Thursday 29 June 2017

Review - Joan

Luisa Hastings Edge
JOAN
Presented by THE RABBLE and Theatre Works

Co-creators Kate Davis and Emma Valente
Set and Costume Design - Kate Davis
Text/Direction /LX Design / SFX Design – Emma Valente
AV Design – Martyn Coutts
Dramaturg - Leisa Shelton
Production Manager – Rebecca Etchell
Stage Manager and LX and SFX Operator – Ruth Blair
Creative Producer – Josh Wright

Performers:  Luisa Hastings Edge, Emily Milledge, Dana Miltins and Nikki Shiels

20 April - 30 April 2017

Opening with extraordinary multi media projections on scrims, JOAN by the RABBLE, is a work of high art.  It is riveting, hypnotic, haunting and sometimes deeply shocking.  But at all times uncompromisingly designed to insightfully explore a deep feminist response to the now canonized, illiterate peasant, who was ‘the virgin from Orleans.’   Joan of Arc who, in The Middle Ages, led the French into battle with the English, who ultimately burned her at the steak thrice, is the subject of this production.
Dana Miltins and Emily Milledge by David Paterson
Here her story is stripped back to its powerful and profound essence by a courageous affiliation of theatre makers who have previously brought us similarly weighty works such as The Story of O (2013) and Salome (2008).

I strongly advise before seeing this show you read up on Joan of Arc to be able to augment this astonishing ‘black and white’ offering with one’s own understandings, insights and colourful nuances.

Luisa Hastings Edge
The performance at Theatre Works is remarkably finely micro managed.  Lighting, sound, projections (Emma Valente and Martyn Coutts) and the human bodies of performers, Luisa Hastings Edge, Emily Milledge, Dana Miltins and Nikki Shiels work in outstanding synchronicity to produce startlingly crisply timed images.

Costumes by Kate Davis have the capacity to morph suggestively from military uniform to flowing dresses to projection screens of sorts.

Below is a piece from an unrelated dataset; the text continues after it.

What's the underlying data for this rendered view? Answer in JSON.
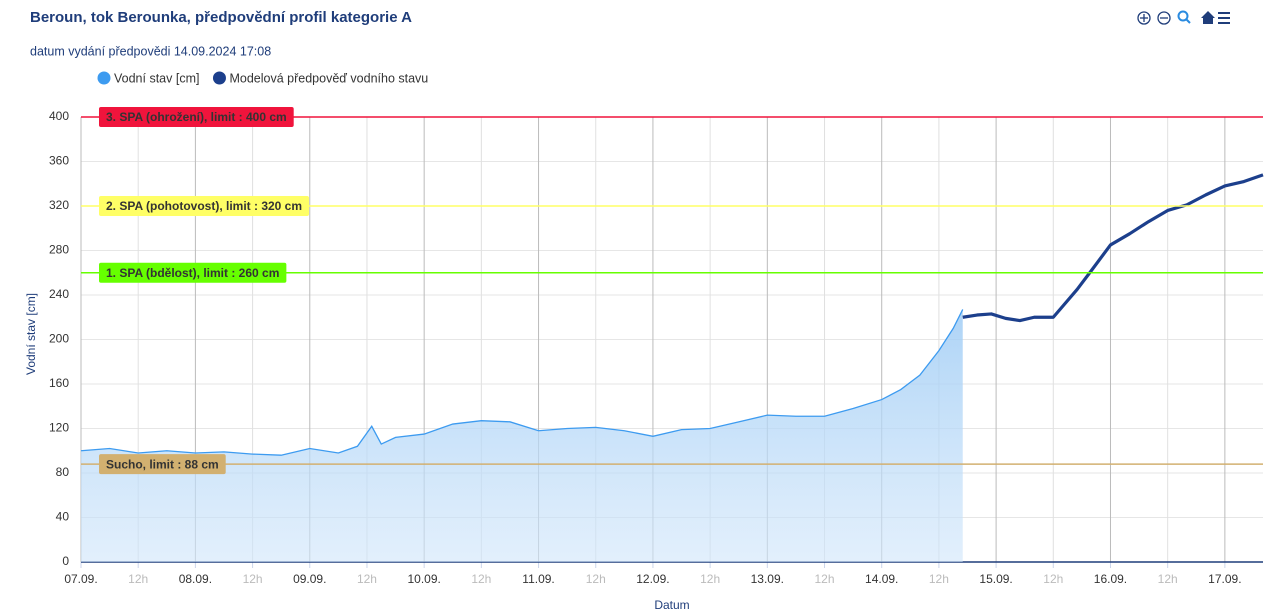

Encapsulated here are Joan’s strengths of huge courage and dogged determination, along with her humiliation at the very private becoming excruciatingly public, then her torture and horrific demise.

As a mostly image based work, when text is finally spoken it is acutely and intensely visceral.  All four performers excel in affecting the audience with words but most particularly Nikki Sheils with Emma Valente’s sharp acute text.

It feels like a privilege and honour to be able to attend theatre of this caliber.